Emmanuel Carrère écrit à Jean-Claude
Romand, alors en prison, pour lui faire part des difficultés
qu'il rencontre dans l'écriture du récit.
Paris, le 21 novembre 1996
Cher Jean-Claude Romand,
Il y a maintenant trois mois que j'ai commencé à écrire.
Mon problème n'est pas, comme je le pensais au début,
l'information. Il est de trouver ma place face à votre
histoire. En me mettant au travail, j'ai cru pouvoir
repousser ce problème en cousant bout à bout tout ce
que je savais et en m'efforçant de rester objectif.

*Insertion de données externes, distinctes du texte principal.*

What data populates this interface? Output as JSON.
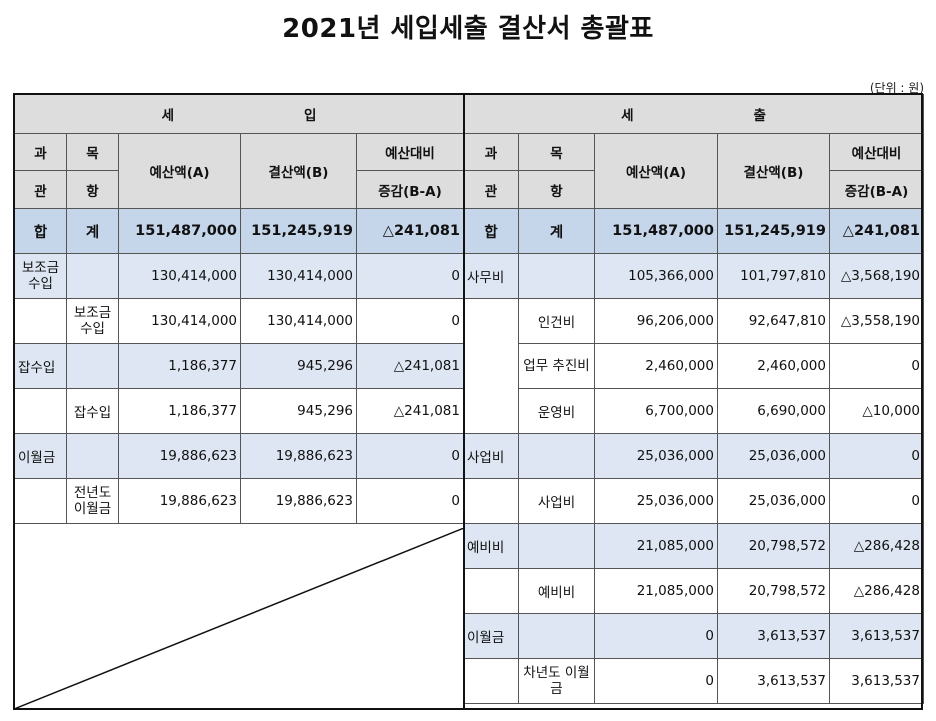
{
  "title": "2021년 세입세출 결산서 총괄표",
  "unit": "(단위 : 원)",
  "revenue_header": {
    "a": "세",
    "b": "입"
  },
  "expense_header": {
    "a": "세",
    "b": "출"
  },
  "cols": {
    "gwa": "과",
    "mok": "목",
    "gwan": "관",
    "hang": "항",
    "budget": "예산액(A)",
    "settle": "결산액(B)",
    "diff1": "예산대비",
    "diff2": "증감(B-A)"
  },
  "total": {
    "label_a": "합",
    "label_b": "계",
    "rev_budget": "151,487,000",
    "rev_settle": "151,245,919",
    "rev_diff": "△241,081",
    "exp_budget": "151,487,000",
    "exp_settle": "151,245,919",
    "exp_diff": "△241,081"
  },
  "revenue": [
    {
      "gwan": "보조금 수입",
      "hang": "",
      "budget": "130,414,000",
      "settle": "130,414,000",
      "diff": "0"
    },
    {
      "gwan": "",
      "hang": "보조금 수입",
      "budget": "130,414,000",
      "settle": "130,414,000",
      "diff": "0"
    },
    {
      "gwan": "잡수입",
      "hang": "",
      "budget": "1,186,377",
      "settle": "945,296",
      "diff": "△241,081"
    },
    {
      "gwan": "",
      "hang": "잡수입",
      "budget": "1,186,377",
      "settle": "945,296",
      "diff": "△241,081"
    },
    {
      "gwan": "이월금",
      "hang": "",
      "budget": "19,886,623",
      "settle": "19,886,623",
      "diff": "0"
    },
    {
      "gwan": "",
      "hang": "전년도 이월금",
      "budget": "19,886,623",
      "settle": "19,886,623",
      "diff": "0"
    }
  ],
  "expense": [
    {
      "gwan": "사무비",
      "hang": "",
      "budget": "105,366,000",
      "settle": "101,797,810",
      "diff": "△3,568,190"
    },
    {
      "gwan": "",
      "hang": "인건비",
      "budget": "96,206,000",
      "settle": "92,647,810",
      "diff": "△3,558,190"
    },
    {
      "gwan": "",
      "hang": "업무 추진비",
      "budget": "2,460,000",
      "settle": "2,460,000",
      "diff": "0"
    },
    {
      "gwan": "",
      "hang": "운영비",
      "budget": "6,700,000",
      "settle": "6,690,000",
      "diff": "△10,000"
    },
    {
      "gwan": "사업비",
      "hang": "",
      "budget": "25,036,000",
      "settle": "25,036,000",
      "diff": "0"
    },
    {
      "gwan": "",
      "hang": "사업비",
      "budget": "25,036,000",
      "settle": "25,036,000",
      "diff": "0"
    },
    {
      "gwan": "예비비",
      "hang": "",
      "budget": "21,085,000",
      "settle": "20,798,572",
      "diff": "△286,428"
    },
    {
      "gwan": "",
      "hang": "예비비",
      "budget": "21,085,000",
      "settle": "20,798,572",
      "diff": "△286,428"
    },
    {
      "gwan": "이월금",
      "hang": "",
      "budget": "0",
      "settle": "3,613,537",
      "diff": "3,613,537"
    },
    {
      "gwan": "",
      "hang": "차년도 이월금",
      "budget": "0",
      "settle": "3,613,537",
      "diff": "3,613,537"
    }
  ]
}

Mais
l'objectivité, dans une telle affaire, est un leurre. Il me
fallait un point de vue. Je suis allé voir votre ami Luc et
lui ai demandé de me raconter comment lui et les siens
ont vécu les jours suivant la découverte du drame. J'ai
essayé d'écrire cela, en m'identifiant à lui avec d'autant
moins de scrupules qu'il m'a dit ne pas vouloir apparaître
dans mon livre sous son vrai nom, mais j'ai bientôt
jugé impossible (techniquement et moralement, les
deux vont de pair) de me tenir à ce point de vue.